Sorry you went through that OP, I was induced at 39 weeks and the whole process took six days from start to finish, it was miserable. They removed the pessary for me after twelve hours and the contractions and everything stopped. Had issues with her heart rate several times, emergency cord pulled and still didn't get round to labour ward until day day six, I was lucky in that I did progress once my waters were broken, but the whole experience was just crap. You can ask for a birth debrief to process it, congratulations on your little one x

MendaciousMabel · 31/07/2023 23:02

I has a gruelling induction process of 5 days, got my waters broken and laboured with an epidural, all going well until we got to full dilation and baby was back to back and wouldn’t descend. I had forceps and ventouse before they then went for emergency section. I knew by day 3 of my induction I should have pushed for an elective c section and I’m kicking myself that I didn’t

Haven't really processed it all as my little girl was poorly as soon as she was born and have been in hospital with her for a week waiting for her to be well enough to come home.

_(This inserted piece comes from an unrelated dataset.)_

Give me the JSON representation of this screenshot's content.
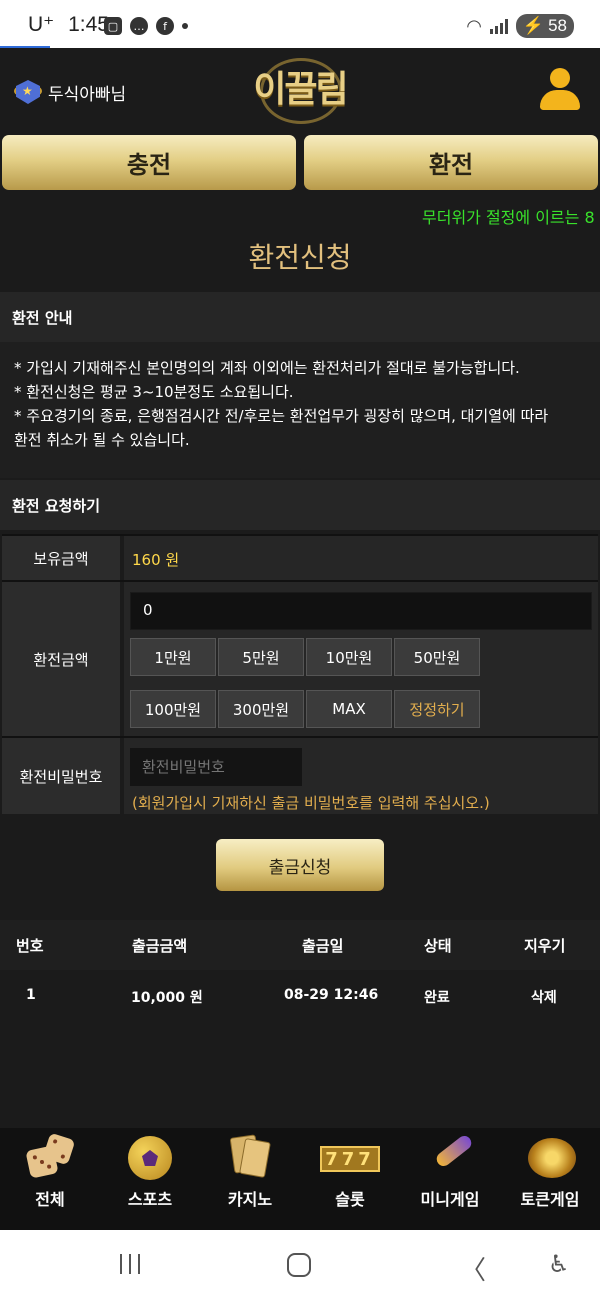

monpetitlapin · 31/07/2023 23:10

I'm sorry you went through that OP, it sounds awful. Flowers I hope you are recovering well. It's not just one of those things, it shouldn't happen. I think a lot of really bad care and poor judgement in maternity come from choices that prioritise bed management instead of individual patient wellbeing and we're fed the line "if the baby's healthy that's all that matters" when there are two patients during a birth, not one.

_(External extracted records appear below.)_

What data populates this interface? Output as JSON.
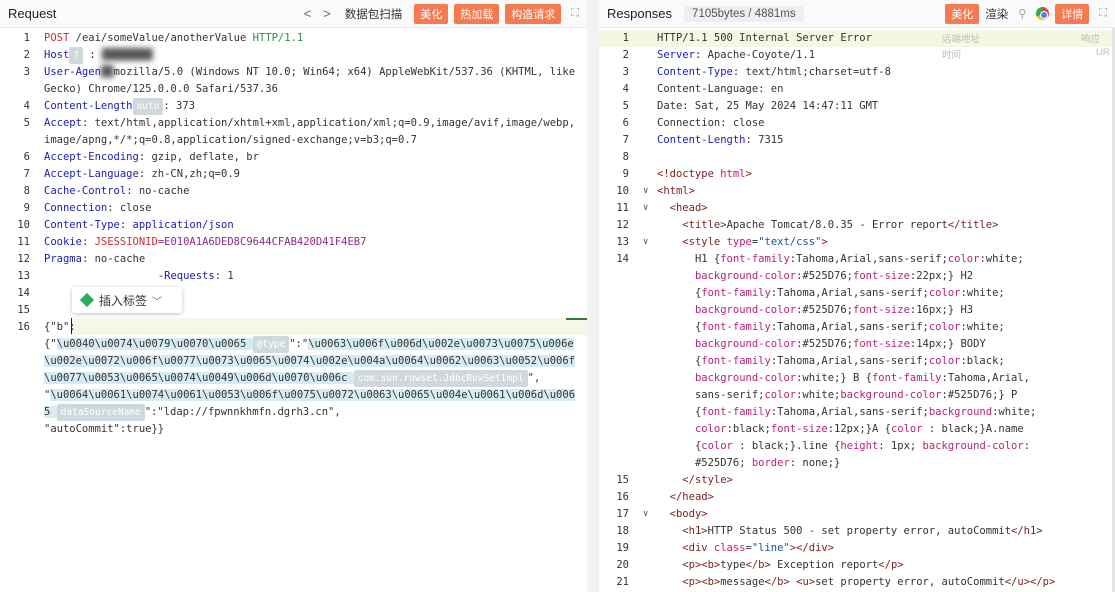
{
  "request": {
    "title": "Request",
    "nav_prev": "<",
    "nav_next": ">",
    "capture_label": "数据包扫描",
    "btn_beautify": "美化",
    "btn_hotload": "热加载",
    "btn_construct": "构造请求",
    "expand_icon": "expand-icon",
    "insert_tag": "插入标签",
    "lines": [
      {
        "n": "1",
        "code": [
          {
            "c": "k-red",
            "t": "POST"
          },
          {
            "t": " /eai/someValue/anotherValue "
          },
          {
            "c": "k-green",
            "t": "HTTP/1.1"
          }
        ]
      },
      {
        "n": "2",
        "code": [
          {
            "c": "k-blue",
            "t": "Host"
          },
          {
            "c": "badge",
            "t": "?"
          },
          {
            "t": " : "
          },
          {
            "c": "blurred",
            "t": "████████"
          }
        ]
      },
      {
        "n": "3",
        "code": [
          {
            "c": "k-blue",
            "t": "User-Agen"
          },
          {
            "c": "blurred",
            "t": "██"
          },
          {
            "t": "mozilla/5.0 (Windows NT 10.0; Win64; x64) AppleWebKit/537.36 (KHTML, like Gecko) Chrome/125.0.0.0 Safari/537.36"
          }
        ]
      },
      {
        "n": "4",
        "code": [
          {
            "c": "k-blue",
            "t": "Content-Length"
          },
          {
            "c": "badge",
            "t": "auto"
          },
          {
            "t": ": 373"
          }
        ]
      },
      {
        "n": "5",
        "code": [
          {
            "c": "k-blue",
            "t": "Accept"
          },
          {
            "t": ": text/html,application/xhtml+xml,application/xml;q=0.9,image/avif,image/webp,image/apng,*/*;q=0.8,application/signed-exchange;v=b3;q=0.7"
          }
        ]
      },
      {
        "n": "6",
        "code": [
          {
            "c": "k-blue",
            "t": "Accept-Encoding"
          },
          {
            "t": ": gzip, deflate, br"
          }
        ]
      },
      {
        "n": "7",
        "code": [
          {
            "c": "k-blue",
            "t": "Accept-Language"
          },
          {
            "t": ": zh-CN,zh;q=0.9"
          }
        ]
      },
      {
        "n": "8",
        "code": [
          {
            "c": "k-blue",
            "t": "Cache-Control"
          },
          {
            "t": ": no-cache"
          }
        ]
      },
      {
        "n": "9",
        "code": [
          {
            "c": "k-blue",
            "t": "Connection"
          },
          {
            "t": ": close"
          }
        ]
      },
      {
        "n": "10",
        "code": [
          {
            "c": "k-blue",
            "t": "Content-Type"
          },
          {
            "t": ": "
          },
          {
            "c": "k-blue",
            "t": "application/json"
          }
        ]
      },
      {
        "n": "11",
        "code": [
          {
            "c": "k-blue",
            "t": "Cookie"
          },
          {
            "t": ": "
          },
          {
            "c": "k-red",
            "t": "JSESSIONID"
          },
          {
            "c": "k-purple",
            "t": "=E010A1A6DED8C9644CFAB420D41F4EB7"
          }
        ]
      },
      {
        "n": "12",
        "code": [
          {
            "c": "k-blue",
            "t": "Pragma"
          },
          {
            "t": ": no-cache"
          }
        ]
      },
      {
        "n": "13",
        "code": [
          {
            "t": "                  "
          },
          {
            "c": "k-blue",
            "t": "-Requests"
          },
          {
            "t": ": 1"
          }
        ]
      },
      {
        "n": "14",
        "code": [
          {
            "t": ""
          }
        ]
      },
      {
        "n": "15",
        "code": [
          {
            "t": ""
          }
        ]
      },
      {
        "n": "16",
        "code": [
          {
            "t": "{\"b\":"
          }
        ]
      },
      {
        "n": "",
        "code": [
          {
            "t": "{\""
          },
          {
            "c": "jsonsel",
            "t": "\\u0040\\u0074\\u0079\\u0070\\u0065 "
          },
          {
            "c": "badge",
            "t": "@type"
          },
          {
            "t": "\":\""
          },
          {
            "c": "jsonsel",
            "t": "\\u0063\\u006f\\u006d\\u002e\\u0073\\u0075\\u006e\\u002e\\u0072\\u006f\\u0077\\u0073\\u0065\\u0074\\u002e\\u004a\\u0064\\u0062\\u0063\\u0052\\u006f\\u0077\\u0053\\u0065\\u0074\\u0049\\u006d\\u0070\\u006c "
          },
          {
            "c": "badge",
            "t": "com.sun.rowset.JdbcRowSetImpl"
          },
          {
            "t": "\","
          }
        ]
      },
      {
        "n": "",
        "code": [
          {
            "t": "\""
          },
          {
            "c": "jsonsel",
            "t": "\\u0064\\u0061\\u0074\\u0061\\u0053\\u006f\\u0075\\u0072\\u0063\\u0065\\u004e\\u0061\\u006d\\u0065 "
          },
          {
            "c": "badge",
            "t": "dataSourceName"
          },
          {
            "t": "\":\"ldap://fpwnnkhmfn.dgrh3.cn\","
          }
        ]
      },
      {
        "n": "",
        "code": [
          {
            "t": "\"autoCommit\":true}}"
          }
        ]
      }
    ]
  },
  "response": {
    "title": "Responses",
    "size": "7105bytes / 4881ms",
    "btn_beautify": "美化",
    "render_label": "渲染",
    "search_icon": "search-icon",
    "details_label": "详情",
    "side_note_1": "远端地址",
    "side_note_2": "响应",
    "side_note_3": "时间",
    "side_note_4": "UR",
    "lines": [
      {
        "n": "1",
        "f": "",
        "code": [
          {
            "t": "HTTP/1.1 500 Internal Server Error"
          }
        ],
        "hl": true
      },
      {
        "n": "2",
        "f": "",
        "code": [
          {
            "c": "k-blue",
            "t": "Server"
          },
          {
            "t": ": Apache-Coyote/1.1"
          }
        ]
      },
      {
        "n": "3",
        "f": "",
        "code": [
          {
            "c": "k-blue",
            "t": "Content-Type"
          },
          {
            "t": ": text/html;charset=utf-8"
          }
        ]
      },
      {
        "n": "4",
        "f": "",
        "code": [
          {
            "t": "Content-Language: en"
          }
        ]
      },
      {
        "n": "5",
        "f": "",
        "code": [
          {
            "t": "Date: Sat, 25 May 2024 14:47:11 GMT"
          }
        ]
      },
      {
        "n": "6",
        "f": "",
        "code": [
          {
            "t": "Connection: close"
          }
        ]
      },
      {
        "n": "7",
        "f": "",
        "code": [
          {
            "c": "k-blue",
            "t": "Content-Length"
          },
          {
            "t": ": 7315"
          }
        ]
      },
      {
        "n": "8",
        "f": "",
        "code": [
          {
            "t": ""
          }
        ]
      },
      {
        "n": "9",
        "f": "",
        "code": [
          {
            "c": "k-tag",
            "t": "<!doctype "
          },
          {
            "c": "k-attr",
            "t": "html"
          },
          {
            "c": "k-tag",
            "t": ">"
          }
        ]
      },
      {
        "n": "10",
        "f": "∨",
        "code": [
          {
            "c": "k-tag",
            "t": "<html>"
          }
        ]
      },
      {
        "n": "11",
        "f": "∨",
        "code": [
          {
            "t": "  "
          },
          {
            "c": "k-tag",
            "t": "<head>"
          }
        ]
      },
      {
        "n": "12",
        "f": "",
        "code": [
          {
            "t": "    "
          },
          {
            "c": "k-tag",
            "t": "<title>"
          },
          {
            "t": "Apache Tomcat/8.0.35 - Error report"
          },
          {
            "c": "k-tag",
            "t": "</title>"
          }
        ]
      },
      {
        "n": "13",
        "f": "∨",
        "code": [
          {
            "t": "    "
          },
          {
            "c": "k-tag",
            "t": "<style "
          },
          {
            "c": "k-attr",
            "t": "type"
          },
          {
            "t": "="
          },
          {
            "c": "k-str",
            "t": "\"text/css\""
          },
          {
            "c": "k-tag",
            "t": ">"
          }
        ]
      },
      {
        "n": "14",
        "f": "",
        "code": [
          {
            "t": "      H1 {"
          },
          {
            "c": "k-css",
            "t": "font-family"
          },
          {
            "t": ":Tahoma,Arial,sans-serif;"
          },
          {
            "c": "k-css",
            "t": "color"
          },
          {
            "t": ":white;"
          }
        ]
      },
      {
        "n": "",
        "f": "",
        "code": [
          {
            "t": "      "
          },
          {
            "c": "k-css",
            "t": "background-color"
          },
          {
            "t": ":#525D76;"
          },
          {
            "c": "k-css",
            "t": "font-size"
          },
          {
            "t": ":22px;} H2"
          }
        ]
      },
      {
        "n": "",
        "f": "",
        "code": [
          {
            "t": "      {"
          },
          {
            "c": "k-css",
            "t": "font-family"
          },
          {
            "t": ":Tahoma,Arial,sans-serif;"
          },
          {
            "c": "k-css",
            "t": "color"
          },
          {
            "t": ":white;"
          }
        ]
      },
      {
        "n": "",
        "f": "",
        "code": [
          {
            "t": "      "
          },
          {
            "c": "k-css",
            "t": "background-color"
          },
          {
            "t": ":#525D76;"
          },
          {
            "c": "k-css",
            "t": "font-size"
          },
          {
            "t": ":16px;} H3"
          }
        ]
      },
      {
        "n": "",
        "f": "",
        "code": [
          {
            "t": "      {"
          },
          {
            "c": "k-css",
            "t": "font-family"
          },
          {
            "t": ":Tahoma,Arial,sans-serif;"
          },
          {
            "c": "k-css",
            "t": "color"
          },
          {
            "t": ":white;"
          }
        ]
      },
      {
        "n": "",
        "f": "",
        "code": [
          {
            "t": "      "
          },
          {
            "c": "k-css",
            "t": "background-color"
          },
          {
            "t": ":#525D76;"
          },
          {
            "c": "k-css",
            "t": "font-size"
          },
          {
            "t": ":14px;} BODY"
          }
        ]
      },
      {
        "n": "",
        "f": "",
        "code": [
          {
            "t": "      {"
          },
          {
            "c": "k-css",
            "t": "font-family"
          },
          {
            "t": ":Tahoma,Arial,sans-serif;"
          },
          {
            "c": "k-css",
            "t": "color"
          },
          {
            "t": ":black;"
          }
        ]
      },
      {
        "n": "",
        "f": "",
        "code": [
          {
            "t": "      "
          },
          {
            "c": "k-css",
            "t": "background-color"
          },
          {
            "t": ":white;} B {"
          },
          {
            "c": "k-css",
            "t": "font-family"
          },
          {
            "t": ":Tahoma,Arial,"
          }
        ]
      },
      {
        "n": "",
        "f": "",
        "code": [
          {
            "t": "      sans-serif;"
          },
          {
            "c": "k-css",
            "t": "color"
          },
          {
            "t": ":white;"
          },
          {
            "c": "k-css",
            "t": "background-color"
          },
          {
            "t": ":#525D76;} P"
          }
        ]
      },
      {
        "n": "",
        "f": "",
        "code": [
          {
            "t": "      {"
          },
          {
            "c": "k-css",
            "t": "font-family"
          },
          {
            "t": ":Tahoma,Arial,sans-serif;"
          },
          {
            "c": "k-css",
            "t": "background"
          },
          {
            "t": ":white;"
          }
        ]
      },
      {
        "n": "",
        "f": "",
        "code": [
          {
            "t": "      "
          },
          {
            "c": "k-css",
            "t": "color"
          },
          {
            "t": ":black;"
          },
          {
            "c": "k-css",
            "t": "font-size"
          },
          {
            "t": ":12px;}A {"
          },
          {
            "c": "k-css",
            "t": "color"
          },
          {
            "t": " : black;}A.name"
          }
        ]
      },
      {
        "n": "",
        "f": "",
        "code": [
          {
            "t": "      {"
          },
          {
            "c": "k-css",
            "t": "color"
          },
          {
            "t": " : black;}.line {"
          },
          {
            "c": "k-css",
            "t": "height"
          },
          {
            "t": ": 1px; "
          },
          {
            "c": "k-css",
            "t": "background-color"
          },
          {
            "t": ":"
          }
        ]
      },
      {
        "n": "",
        "f": "",
        "code": [
          {
            "t": "      #525D76; "
          },
          {
            "c": "k-css",
            "t": "border"
          },
          {
            "t": ": none;}"
          }
        ]
      },
      {
        "n": "15",
        "f": "",
        "code": [
          {
            "t": "    "
          },
          {
            "c": "k-tag",
            "t": "</style>"
          }
        ]
      },
      {
        "n": "16",
        "f": "",
        "code": [
          {
            "t": "  "
          },
          {
            "c": "k-tag",
            "t": "</head>"
          }
        ]
      },
      {
        "n": "17",
        "f": "∨",
        "code": [
          {
            "t": "  "
          },
          {
            "c": "k-tag",
            "t": "<body>"
          }
        ]
      },
      {
        "n": "18",
        "f": "",
        "code": [
          {
            "t": "    "
          },
          {
            "c": "k-tag",
            "t": "<h1>"
          },
          {
            "t": "HTTP Status 500 - set property error, autoCommit"
          },
          {
            "c": "k-tag",
            "t": "</h1>"
          }
        ]
      },
      {
        "n": "19",
        "f": "",
        "code": [
          {
            "t": "    "
          },
          {
            "c": "k-tag",
            "t": "<div "
          },
          {
            "c": "k-attr",
            "t": "class"
          },
          {
            "t": "="
          },
          {
            "c": "k-str",
            "t": "\"line\""
          },
          {
            "c": "k-tag",
            "t": "></div>"
          }
        ]
      },
      {
        "n": "20",
        "f": "",
        "code": [
          {
            "t": "    "
          },
          {
            "c": "k-tag",
            "t": "<p><b>"
          },
          {
            "t": "type"
          },
          {
            "c": "k-tag",
            "t": "</b>"
          },
          {
            "t": " Exception report"
          },
          {
            "c": "k-tag",
            "t": "</p>"
          }
        ]
      },
      {
        "n": "21",
        "f": "",
        "code": [
          {
            "t": "    "
          },
          {
            "c": "k-tag",
            "t": "<p><b>"
          },
          {
            "t": "message"
          },
          {
            "c": "k-tag",
            "t": "</b>"
          },
          {
            "t": " "
          },
          {
            "c": "k-tag",
            "t": "<u>"
          },
          {
            "t": "set property error, autoCommit"
          },
          {
            "c": "k-tag",
            "t": "</u></p>"
          }
        ]
      }
    ]
  }
}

In a well-managed ward with engaged and switched on practitioners, someone should have seen how long you had been in for, and why you were there, and actually helped you get your baby out.

Did you at least get other pain management while the epidural wasn't working such as G+A?

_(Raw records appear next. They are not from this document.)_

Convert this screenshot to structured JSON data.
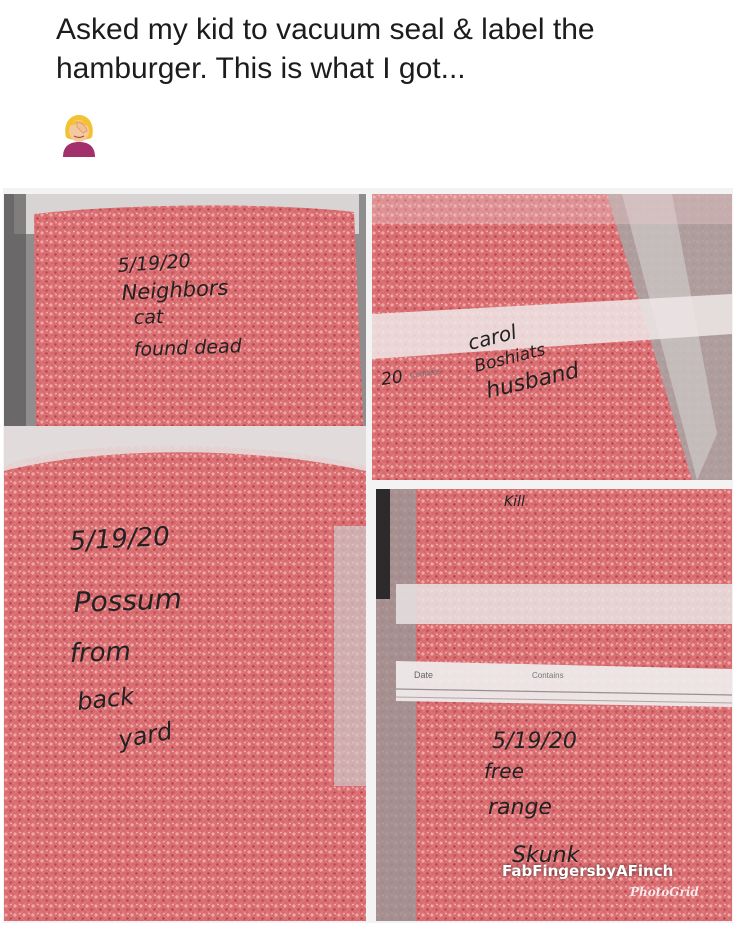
{
  "post": {
    "caption": "Asked my kid to vacuum seal & label the hamburger. This is what I got...",
    "emoji": "woman-facepalming-emoji"
  },
  "photos": [
    {
      "label_lines": [
        "5/19/20",
        "Neighbors",
        "cat",
        "found dead"
      ]
    },
    {
      "label_lines": [
        "20",
        "Contains",
        "carol",
        "Boshiats",
        "husband"
      ]
    },
    {
      "label_lines": [
        "5/19/20",
        "Possum",
        "from",
        "back",
        "yard"
      ]
    },
    {
      "label_lines": [
        "Kill",
        "Date",
        "Contains",
        "5/19/20",
        "free",
        "range",
        "Skunk"
      ]
    }
  ],
  "watermark": {
    "text": "FabFingersbyAFinch",
    "sub": "PhotoGrid"
  },
  "colors": {
    "meat": "#d86a6e",
    "meat_light": "#ee9a9c",
    "plastic": "#c9c5c5",
    "background": "#ffffff"
  }
}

MillenialAvocado · 31/07/2023 23:17

Im sorry you had such a traumatic birth. This was so similar to my experience. Multiple attempts at induction, kept waiting for days because the labour ward was full, botched epidural, emergency c section after 16 hours and me and DS ended up getting sepsis. I won't even go into the aftercare. I know so many women with similar or worse stories than mine. Do your hospital do a birth reflections service? I found that massively helpful in processing what happened and managed to find some closure on it.

Greybeardy · 31/07/2023 23:43

Managing labour ward is a flipping nightmare. If they can’t discharge anyone from posties they can’t discharge from labour ward to posties so they are left firefighting and dealing with emergencies until things relax. It’s the same all over the country and recently it’s not unusual in the region I work in (as an anaesthetist) for women to have to be transferred out to different hospitals from the 2 nearest tertiary centres after getting to the point of being ‘ARM-able’ because they’re so busy there’s no prospect of getting them done in a reasonable timeframe. It’s not a satisfying way to work at all and for all the money in the world I wouldn’t be a midwife/obstetrician.

re. the epidural - 1:8 don’t work that well (may be one sided/miss a segment/still need G&A on top). It sounds like they tried sensible things to try and fix it but sometimes they just don’t work.

as pp’s have suggested - a debrief sounds like a really good idea when you’re ready and may help to understand the rest of the decision making.